Recipient bitcoin address for identity only, not transaction destination?

A few questions about how bitcoin addresses are used in blockcerts:

So I think bitcoin addresses are used in blockcerts in three ways (and maybe also a fourth - for revocations):

  1. Payment. The issuer creates a bitcoin address (outside of blockcerts), and transfers enough money to the address to pay for the bitcoin transaction that logs the merkle root in the bitcoin blockchain. I think (based on the tutorial in the cert-issuer README ( that this same bitcoin address is also used to identify the issuer (by embedding the address in the certificate), as well as to sign the certificate (more specifically, using the private key that backs the address), as described further below.

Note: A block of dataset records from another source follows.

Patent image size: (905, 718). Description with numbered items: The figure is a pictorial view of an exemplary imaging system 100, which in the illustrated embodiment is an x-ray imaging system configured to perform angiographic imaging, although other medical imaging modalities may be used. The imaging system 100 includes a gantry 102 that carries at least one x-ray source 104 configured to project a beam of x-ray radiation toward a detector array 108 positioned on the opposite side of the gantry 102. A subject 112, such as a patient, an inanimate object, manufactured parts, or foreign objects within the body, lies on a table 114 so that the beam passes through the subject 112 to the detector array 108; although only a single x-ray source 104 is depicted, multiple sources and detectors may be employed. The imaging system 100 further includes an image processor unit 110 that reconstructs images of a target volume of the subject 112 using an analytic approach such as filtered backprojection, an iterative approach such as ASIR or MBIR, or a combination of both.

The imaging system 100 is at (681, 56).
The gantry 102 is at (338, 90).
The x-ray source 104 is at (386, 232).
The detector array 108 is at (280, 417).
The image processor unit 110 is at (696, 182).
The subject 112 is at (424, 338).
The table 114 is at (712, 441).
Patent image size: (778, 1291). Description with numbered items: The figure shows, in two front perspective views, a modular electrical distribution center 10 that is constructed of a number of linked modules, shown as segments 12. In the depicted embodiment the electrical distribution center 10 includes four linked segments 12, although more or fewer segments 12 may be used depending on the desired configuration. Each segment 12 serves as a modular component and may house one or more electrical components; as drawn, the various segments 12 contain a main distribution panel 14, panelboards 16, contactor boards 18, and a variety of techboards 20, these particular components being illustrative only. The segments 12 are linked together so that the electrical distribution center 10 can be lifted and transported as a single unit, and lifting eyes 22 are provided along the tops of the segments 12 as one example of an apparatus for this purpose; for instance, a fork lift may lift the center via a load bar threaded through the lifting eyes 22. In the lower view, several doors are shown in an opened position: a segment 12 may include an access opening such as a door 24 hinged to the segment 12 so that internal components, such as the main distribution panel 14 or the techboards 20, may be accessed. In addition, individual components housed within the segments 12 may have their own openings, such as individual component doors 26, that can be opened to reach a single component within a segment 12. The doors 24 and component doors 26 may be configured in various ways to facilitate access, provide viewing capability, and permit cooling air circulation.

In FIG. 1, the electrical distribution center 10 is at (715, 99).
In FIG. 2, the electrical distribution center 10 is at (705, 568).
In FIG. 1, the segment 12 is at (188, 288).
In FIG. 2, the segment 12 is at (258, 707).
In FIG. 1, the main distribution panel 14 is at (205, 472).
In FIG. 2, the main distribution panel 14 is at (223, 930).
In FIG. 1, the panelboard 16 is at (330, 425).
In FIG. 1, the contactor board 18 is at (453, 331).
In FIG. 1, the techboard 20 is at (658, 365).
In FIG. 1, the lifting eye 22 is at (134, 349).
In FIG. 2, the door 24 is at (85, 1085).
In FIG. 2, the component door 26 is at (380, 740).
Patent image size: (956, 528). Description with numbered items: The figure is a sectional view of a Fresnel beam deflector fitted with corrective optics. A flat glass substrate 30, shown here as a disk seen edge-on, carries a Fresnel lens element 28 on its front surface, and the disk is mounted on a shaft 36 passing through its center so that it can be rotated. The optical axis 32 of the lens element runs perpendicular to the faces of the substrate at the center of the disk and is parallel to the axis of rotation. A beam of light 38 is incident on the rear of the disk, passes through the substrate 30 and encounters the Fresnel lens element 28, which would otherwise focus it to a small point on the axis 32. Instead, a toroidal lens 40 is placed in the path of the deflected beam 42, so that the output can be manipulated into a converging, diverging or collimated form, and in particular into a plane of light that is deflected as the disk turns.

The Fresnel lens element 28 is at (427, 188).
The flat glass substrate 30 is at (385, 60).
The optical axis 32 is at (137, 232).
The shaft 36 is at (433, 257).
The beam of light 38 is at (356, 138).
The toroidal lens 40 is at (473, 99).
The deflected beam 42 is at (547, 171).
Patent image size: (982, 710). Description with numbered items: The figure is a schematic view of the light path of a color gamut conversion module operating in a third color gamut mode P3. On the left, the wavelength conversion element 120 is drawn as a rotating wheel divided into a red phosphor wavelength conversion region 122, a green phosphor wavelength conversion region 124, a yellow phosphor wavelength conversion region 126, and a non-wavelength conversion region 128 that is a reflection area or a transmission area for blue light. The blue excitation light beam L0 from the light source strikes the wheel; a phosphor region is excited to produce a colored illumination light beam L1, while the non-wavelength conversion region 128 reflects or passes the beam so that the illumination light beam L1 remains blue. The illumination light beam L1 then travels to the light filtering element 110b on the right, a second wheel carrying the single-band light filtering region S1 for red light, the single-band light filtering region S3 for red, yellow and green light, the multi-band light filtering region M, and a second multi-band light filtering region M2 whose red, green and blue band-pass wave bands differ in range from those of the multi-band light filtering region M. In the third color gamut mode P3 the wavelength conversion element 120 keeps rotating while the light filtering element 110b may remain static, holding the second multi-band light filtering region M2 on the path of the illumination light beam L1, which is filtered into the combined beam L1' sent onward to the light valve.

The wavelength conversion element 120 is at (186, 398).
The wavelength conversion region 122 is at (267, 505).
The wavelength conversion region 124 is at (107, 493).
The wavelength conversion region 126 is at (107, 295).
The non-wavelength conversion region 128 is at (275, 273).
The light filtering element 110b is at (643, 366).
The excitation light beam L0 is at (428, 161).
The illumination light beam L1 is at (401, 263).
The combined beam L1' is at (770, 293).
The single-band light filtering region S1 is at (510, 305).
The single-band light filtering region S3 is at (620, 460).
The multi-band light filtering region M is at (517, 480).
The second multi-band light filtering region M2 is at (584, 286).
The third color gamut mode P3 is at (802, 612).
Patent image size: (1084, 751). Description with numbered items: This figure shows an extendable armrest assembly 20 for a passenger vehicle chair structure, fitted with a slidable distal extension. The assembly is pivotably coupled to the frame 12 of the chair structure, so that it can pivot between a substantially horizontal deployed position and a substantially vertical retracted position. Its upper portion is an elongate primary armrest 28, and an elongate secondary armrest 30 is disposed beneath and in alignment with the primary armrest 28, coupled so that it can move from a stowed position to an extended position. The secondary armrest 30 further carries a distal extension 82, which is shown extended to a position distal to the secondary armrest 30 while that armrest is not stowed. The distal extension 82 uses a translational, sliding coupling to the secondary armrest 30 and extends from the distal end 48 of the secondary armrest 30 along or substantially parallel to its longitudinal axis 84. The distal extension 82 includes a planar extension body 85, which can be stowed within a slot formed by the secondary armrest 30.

  2. Identification. Bitcoin addresses are used as public keys with which to identify the:

    a) recipient - the recipient’s blockcerts wallet generates a bitcoin address and sends it to the issuer (to the ‘introduction’ endpoint). The issuer embeds this address into the certificate for the recipient. Because the recipient owns the key pair that generated the bitcoin address (in that the bitcoin address is a hash of the public key part of the key pair), the recipient can use the private part of that key pair to prove that the bitcoin address, and so also the certificate, is theirs. QUESTION: Are all the bitcoin addresses for the certificate recipients (in a batch) also listed as recipients of the bitcoin transaction (the transaction that logs the merkle root for the batch)? Or was this how an earlier version of blockcerts worked, and the recipients’ bitcoin addresses are no longer used as recipients of the bitcoin transaction, and are only used for identification (in which case any public key would do, not just a bitcoin address?) Are any bitcoin addresses listed as recipients for the bitcoin transaction?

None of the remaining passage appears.